Mainly First Person. The primary narrator is Natalia, a perceptive young woman who has been trained as a doctor. Natalia's grandfather, who is also a major character, also narrates the sections of the novel that deal with his encounters with the Deathless Man. Some third-person narration also occurs in the sections that consider the tiger, Luka, and Darisa the Bear.

Tone and Mood

Reflective and retrospective. Although some of her narration deals with recent events in the town of Brejevina, Natalia dwells at great length on her past and on her grandfather's past.

Protagonist and Antagonist

Protagonists: Natalia, Natalia's grandfather. Antagonists: none in particular, though both protagonists live through warfare and political upheaval.

Major Conflict

In many portions of the novel, the people of Galina oppose both the tiger outside their village and the village resident known as the Tiger's Wife.

Climax

The death of Darisa the Bear and the subsequent death of the Tiger's wife.

Foreshadowing

- Tigers are introduced as violent and powerful animals well before their role in the grandfather's life is fully explained.

- The appearances of the Deathless Man are indications that specific people will die.

Understatement

N/A.

Allusions

The main literary reference is Kipling's The Jungle Book. Natalia's grandfather draws out portions of this narrative for the Tiger's Wife; the Galina tiger is itself compared to Shere Khan, a tiger from Kipling's story.

Imagery

- Animals (tiger, bear, elephant) are central to the novel's events.

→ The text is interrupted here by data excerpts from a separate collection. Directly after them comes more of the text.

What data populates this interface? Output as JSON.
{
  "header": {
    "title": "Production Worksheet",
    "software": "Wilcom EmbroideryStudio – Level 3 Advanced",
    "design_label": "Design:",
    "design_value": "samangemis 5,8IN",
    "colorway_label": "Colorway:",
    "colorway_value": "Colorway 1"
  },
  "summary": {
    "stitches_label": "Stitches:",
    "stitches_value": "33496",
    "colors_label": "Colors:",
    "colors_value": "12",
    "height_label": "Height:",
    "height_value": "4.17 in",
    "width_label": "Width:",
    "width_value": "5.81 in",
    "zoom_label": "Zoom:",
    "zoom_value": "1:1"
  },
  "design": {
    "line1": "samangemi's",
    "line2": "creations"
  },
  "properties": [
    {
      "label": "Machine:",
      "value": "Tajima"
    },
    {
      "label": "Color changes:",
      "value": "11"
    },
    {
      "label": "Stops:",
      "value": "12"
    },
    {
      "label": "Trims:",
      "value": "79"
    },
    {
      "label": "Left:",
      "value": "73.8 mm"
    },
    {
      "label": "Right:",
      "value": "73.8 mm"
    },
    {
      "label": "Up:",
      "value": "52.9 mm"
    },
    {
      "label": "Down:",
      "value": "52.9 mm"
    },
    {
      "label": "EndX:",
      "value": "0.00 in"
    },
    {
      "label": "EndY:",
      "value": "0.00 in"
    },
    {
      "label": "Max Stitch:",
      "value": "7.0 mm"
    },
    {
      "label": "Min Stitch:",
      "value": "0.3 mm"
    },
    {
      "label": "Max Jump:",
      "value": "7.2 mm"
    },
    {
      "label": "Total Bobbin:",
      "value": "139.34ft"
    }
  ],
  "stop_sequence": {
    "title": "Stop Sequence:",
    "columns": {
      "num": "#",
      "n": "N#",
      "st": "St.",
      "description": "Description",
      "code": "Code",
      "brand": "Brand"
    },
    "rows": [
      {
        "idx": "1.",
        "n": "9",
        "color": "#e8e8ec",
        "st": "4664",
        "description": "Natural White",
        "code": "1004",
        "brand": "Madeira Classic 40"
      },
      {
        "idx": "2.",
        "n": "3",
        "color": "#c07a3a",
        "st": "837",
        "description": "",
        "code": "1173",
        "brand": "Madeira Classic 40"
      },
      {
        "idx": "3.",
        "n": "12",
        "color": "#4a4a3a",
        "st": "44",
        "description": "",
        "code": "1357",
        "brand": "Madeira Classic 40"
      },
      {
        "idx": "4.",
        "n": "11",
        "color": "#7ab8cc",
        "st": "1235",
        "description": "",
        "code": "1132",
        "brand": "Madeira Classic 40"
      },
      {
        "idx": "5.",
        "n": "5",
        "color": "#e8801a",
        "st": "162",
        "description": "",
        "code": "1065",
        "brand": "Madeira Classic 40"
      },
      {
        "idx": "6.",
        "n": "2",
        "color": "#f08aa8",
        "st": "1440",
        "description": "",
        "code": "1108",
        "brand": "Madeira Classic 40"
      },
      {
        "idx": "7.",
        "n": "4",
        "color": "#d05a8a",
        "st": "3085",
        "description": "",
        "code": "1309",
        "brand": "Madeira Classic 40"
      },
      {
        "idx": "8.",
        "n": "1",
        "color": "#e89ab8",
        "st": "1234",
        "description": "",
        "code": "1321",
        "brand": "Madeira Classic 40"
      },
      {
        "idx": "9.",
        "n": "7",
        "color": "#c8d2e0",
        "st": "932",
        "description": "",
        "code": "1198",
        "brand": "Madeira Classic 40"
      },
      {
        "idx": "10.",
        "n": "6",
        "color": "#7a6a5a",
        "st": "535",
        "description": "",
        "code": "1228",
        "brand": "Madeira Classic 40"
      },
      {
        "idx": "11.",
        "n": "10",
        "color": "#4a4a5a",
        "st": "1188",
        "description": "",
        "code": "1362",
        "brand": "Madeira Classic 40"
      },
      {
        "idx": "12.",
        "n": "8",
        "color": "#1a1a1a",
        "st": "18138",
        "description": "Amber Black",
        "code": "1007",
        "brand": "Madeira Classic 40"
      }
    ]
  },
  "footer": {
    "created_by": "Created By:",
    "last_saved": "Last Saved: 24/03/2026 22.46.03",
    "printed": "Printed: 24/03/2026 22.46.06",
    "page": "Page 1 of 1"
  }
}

- Remains (the medical skull, the cousin's bones) are involved in major events, and call attention to Natalia's medical interests.

Paradox

- It is possible to not fully comprehend a person you admire (Natalia's relationship to her grandfather).

- Essentially powerless people can be seen as figures of great power (the Tiger's Wife).

- People are better off not receiving valuable knowledge (the individuals who, according to the Deathless man, must die).

Parallelism

N/A.

Metonymy and Synecdoche

- Natalia's friends and family as representative of the larger, catastrophic effects of war (synecdoche).

- The animals in the zoo as representative of the broader psychological stresses caused by war (synecdoche).

Personification

- The tiger that makes its way to Galina is given the kind of extended and psychological depiction that is usually reserved for human characters.

- Human characters (conversely) are given animal attributes: Darisa is rumored to turn into a bear, and the Tiger's Wife hisses like an animal.